Ringo Starr Tour 2003 marks the third recent Ringo tour DVD. Ringo's various All-Starr tours are always very entertaining and feature unique line-ups of talented performers. The 2003 line-up was no exception and offers up many classic songs performed by the original singers. Highlights include Ringo's usual hits (this time adding lively renditions of "Don't Pass Me By," "Honey Don't," and "Memphis on Your Mind") and other standouts like Colin Hay's "Land Down Under" and "Who Can It Be Now?" Paul Carrack's "How Long?" and "The Living Years," and John Waite's "When I See You Smile."

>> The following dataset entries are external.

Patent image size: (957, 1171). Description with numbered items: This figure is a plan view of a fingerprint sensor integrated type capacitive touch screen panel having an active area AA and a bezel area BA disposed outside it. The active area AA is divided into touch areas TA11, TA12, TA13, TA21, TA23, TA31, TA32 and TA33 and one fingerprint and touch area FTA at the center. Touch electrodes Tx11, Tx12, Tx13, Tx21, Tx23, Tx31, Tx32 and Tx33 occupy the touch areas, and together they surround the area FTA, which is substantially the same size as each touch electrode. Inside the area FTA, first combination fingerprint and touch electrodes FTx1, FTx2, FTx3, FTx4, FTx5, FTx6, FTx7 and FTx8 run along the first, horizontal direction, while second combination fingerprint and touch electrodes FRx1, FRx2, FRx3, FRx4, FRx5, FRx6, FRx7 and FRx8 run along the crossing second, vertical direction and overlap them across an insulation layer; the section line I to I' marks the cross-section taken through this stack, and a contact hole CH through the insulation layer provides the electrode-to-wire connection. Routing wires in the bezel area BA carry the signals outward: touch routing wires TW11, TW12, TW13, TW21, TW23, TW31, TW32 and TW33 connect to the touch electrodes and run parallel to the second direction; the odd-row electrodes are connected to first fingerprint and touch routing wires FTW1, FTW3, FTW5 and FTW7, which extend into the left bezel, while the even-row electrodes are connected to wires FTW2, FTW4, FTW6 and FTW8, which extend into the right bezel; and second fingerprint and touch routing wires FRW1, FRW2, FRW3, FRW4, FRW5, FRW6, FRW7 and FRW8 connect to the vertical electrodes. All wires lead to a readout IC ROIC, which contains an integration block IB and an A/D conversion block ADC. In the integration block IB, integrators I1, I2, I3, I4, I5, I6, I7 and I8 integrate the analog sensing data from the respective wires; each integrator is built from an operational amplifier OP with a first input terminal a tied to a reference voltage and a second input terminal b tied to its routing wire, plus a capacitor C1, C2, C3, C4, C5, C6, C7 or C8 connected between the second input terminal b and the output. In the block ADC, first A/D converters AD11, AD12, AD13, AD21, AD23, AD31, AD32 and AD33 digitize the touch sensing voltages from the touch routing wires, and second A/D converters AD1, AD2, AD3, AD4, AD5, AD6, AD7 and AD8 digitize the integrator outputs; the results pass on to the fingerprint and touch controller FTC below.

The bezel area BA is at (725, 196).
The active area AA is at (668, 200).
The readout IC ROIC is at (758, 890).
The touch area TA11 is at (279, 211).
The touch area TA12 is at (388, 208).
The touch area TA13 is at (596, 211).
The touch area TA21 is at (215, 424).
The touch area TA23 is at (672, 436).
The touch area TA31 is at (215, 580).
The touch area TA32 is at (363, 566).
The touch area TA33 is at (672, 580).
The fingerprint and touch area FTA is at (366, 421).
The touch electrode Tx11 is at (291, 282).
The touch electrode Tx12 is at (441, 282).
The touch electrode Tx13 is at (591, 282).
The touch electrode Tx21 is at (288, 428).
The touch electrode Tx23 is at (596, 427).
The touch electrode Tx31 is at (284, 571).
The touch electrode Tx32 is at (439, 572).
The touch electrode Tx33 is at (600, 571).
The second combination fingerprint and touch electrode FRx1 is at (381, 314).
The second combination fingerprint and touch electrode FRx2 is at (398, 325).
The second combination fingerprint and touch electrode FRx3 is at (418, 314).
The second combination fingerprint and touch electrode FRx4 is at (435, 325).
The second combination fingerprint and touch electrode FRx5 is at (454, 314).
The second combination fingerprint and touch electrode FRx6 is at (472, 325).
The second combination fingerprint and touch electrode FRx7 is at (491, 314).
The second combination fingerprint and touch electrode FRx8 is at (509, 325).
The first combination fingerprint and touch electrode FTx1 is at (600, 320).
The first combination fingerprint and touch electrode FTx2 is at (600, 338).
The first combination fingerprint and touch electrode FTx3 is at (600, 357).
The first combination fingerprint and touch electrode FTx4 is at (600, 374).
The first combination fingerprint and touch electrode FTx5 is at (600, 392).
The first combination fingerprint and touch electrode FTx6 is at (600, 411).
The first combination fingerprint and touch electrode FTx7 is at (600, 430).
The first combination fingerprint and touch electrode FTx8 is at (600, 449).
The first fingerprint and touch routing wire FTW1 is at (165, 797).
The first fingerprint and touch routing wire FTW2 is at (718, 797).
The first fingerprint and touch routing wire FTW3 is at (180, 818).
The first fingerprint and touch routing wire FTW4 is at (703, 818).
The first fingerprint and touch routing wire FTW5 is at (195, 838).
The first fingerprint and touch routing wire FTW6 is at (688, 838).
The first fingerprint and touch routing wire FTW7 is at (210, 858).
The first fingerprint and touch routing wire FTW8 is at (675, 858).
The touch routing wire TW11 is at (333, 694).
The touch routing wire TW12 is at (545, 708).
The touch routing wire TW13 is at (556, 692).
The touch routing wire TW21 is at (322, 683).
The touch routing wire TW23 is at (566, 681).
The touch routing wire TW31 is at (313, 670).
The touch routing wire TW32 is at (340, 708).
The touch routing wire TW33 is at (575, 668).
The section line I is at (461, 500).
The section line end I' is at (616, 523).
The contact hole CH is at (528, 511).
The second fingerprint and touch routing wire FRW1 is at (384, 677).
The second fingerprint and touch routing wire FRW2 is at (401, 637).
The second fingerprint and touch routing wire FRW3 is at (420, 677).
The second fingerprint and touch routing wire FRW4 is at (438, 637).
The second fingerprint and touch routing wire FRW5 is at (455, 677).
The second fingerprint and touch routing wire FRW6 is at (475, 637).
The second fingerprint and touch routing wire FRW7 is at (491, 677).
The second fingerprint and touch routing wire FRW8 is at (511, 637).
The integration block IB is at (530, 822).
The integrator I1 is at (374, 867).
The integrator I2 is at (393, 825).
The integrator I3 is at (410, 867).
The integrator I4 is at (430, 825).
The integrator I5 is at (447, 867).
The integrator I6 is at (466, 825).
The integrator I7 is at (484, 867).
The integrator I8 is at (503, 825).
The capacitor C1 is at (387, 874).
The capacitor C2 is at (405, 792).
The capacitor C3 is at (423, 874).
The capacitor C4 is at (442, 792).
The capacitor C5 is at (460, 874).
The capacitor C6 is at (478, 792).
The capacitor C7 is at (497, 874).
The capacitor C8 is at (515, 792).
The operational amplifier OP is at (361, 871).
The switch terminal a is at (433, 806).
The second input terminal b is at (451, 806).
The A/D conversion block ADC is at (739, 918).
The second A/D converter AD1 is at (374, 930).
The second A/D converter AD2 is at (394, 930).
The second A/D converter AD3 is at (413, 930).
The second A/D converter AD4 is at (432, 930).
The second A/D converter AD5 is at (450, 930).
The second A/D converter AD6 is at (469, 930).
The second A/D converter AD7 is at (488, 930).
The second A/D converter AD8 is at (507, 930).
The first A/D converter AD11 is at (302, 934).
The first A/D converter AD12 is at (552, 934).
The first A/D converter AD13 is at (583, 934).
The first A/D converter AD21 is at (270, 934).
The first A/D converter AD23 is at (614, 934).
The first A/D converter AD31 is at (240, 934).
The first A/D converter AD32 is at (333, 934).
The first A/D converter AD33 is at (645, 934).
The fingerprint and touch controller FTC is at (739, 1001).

However, although the vocal talents of this particular All-Starr group (John Waite, Colin Hay, Sheila E., Mark Rivera, Paul Carrack) are very impressive on all the songs, it was not quite as strong musically as some of Ringo's other groupings. Some of these same songs are featured on Ringo's 2001 release ("Ringo and his New All-Starr Band") and quite frankly are performed better there with a higher energy level (particularly when comparing Waite's rudimentary bass playing on the funky Sheila E. numbers like "Glamorous Life" with ELP's Greg Lake's stand-out earlier work on the 2001 DVD or with the work of other former All-Starr bassists such as the Who's John Entwistle or Cream's Jack Bruce.) Colin Hay's lead guitar work also could have used a supplement from the stellar line-up of guitarists (Peter Frampton, Nils Lofgren, Joe Walsh, Todd Rundgren, Randy Bachman, Mark Farner) from other Ringo tours featured on "The Best of the All-Starr Band So Far" DVD.
To be fair, the filmed concert on the new DVD was the FIRST of the band's entire tour, meaning the group hadn't really jelled as it would after weeks of touring. On most songs the performances are top rate nonetheless. As the DVD reveals, Sheila E. was also nursing an unfortunate knee injury that particular evening (yet still amazes as a drummer, singer, and the ultimate gamer) which may have affected the band's carefree chemistry on that night only--especially during her physically challenging solo numbers.
The photography of the concert itself is quite well done. The interspersed documentary footage is wonderfully entertaining due to the upbeat personalities of the talented musicians but also interrupts the flow of the concert songs. Unfortunately there is not a "play songs only" mode to play the just the concert. In addition, unlike Ringo's other DVD's, there is no DTS sound option (only 5.1 surround). Although Ringo seems more fun to hang around with than Paul McCartney on his "Back in the US" disk (no offense to Sir Paul--Ringo is just a classic lovable guy with a stellar sense of humor), some might prefer just watching the concert's momentum unfold as on the tour. In addition, some standout songs (Hay's "Overkill," Carrack's "Tempted") performed on the tour have been left off the disk. Even the tour's emotional highpoint, a moving tribute to George Harrison, is left out of the regular documentary and is shown only in an added bonus rehearsal version.
Overall, I would recommend this disk for Ringo completists and fans of the individual 2003 All-Starrs. However, I would recommend Ringo's other DVDs if you are shopping for your first Ringo disk or prefer your concerts uninterrupted by documentary footage.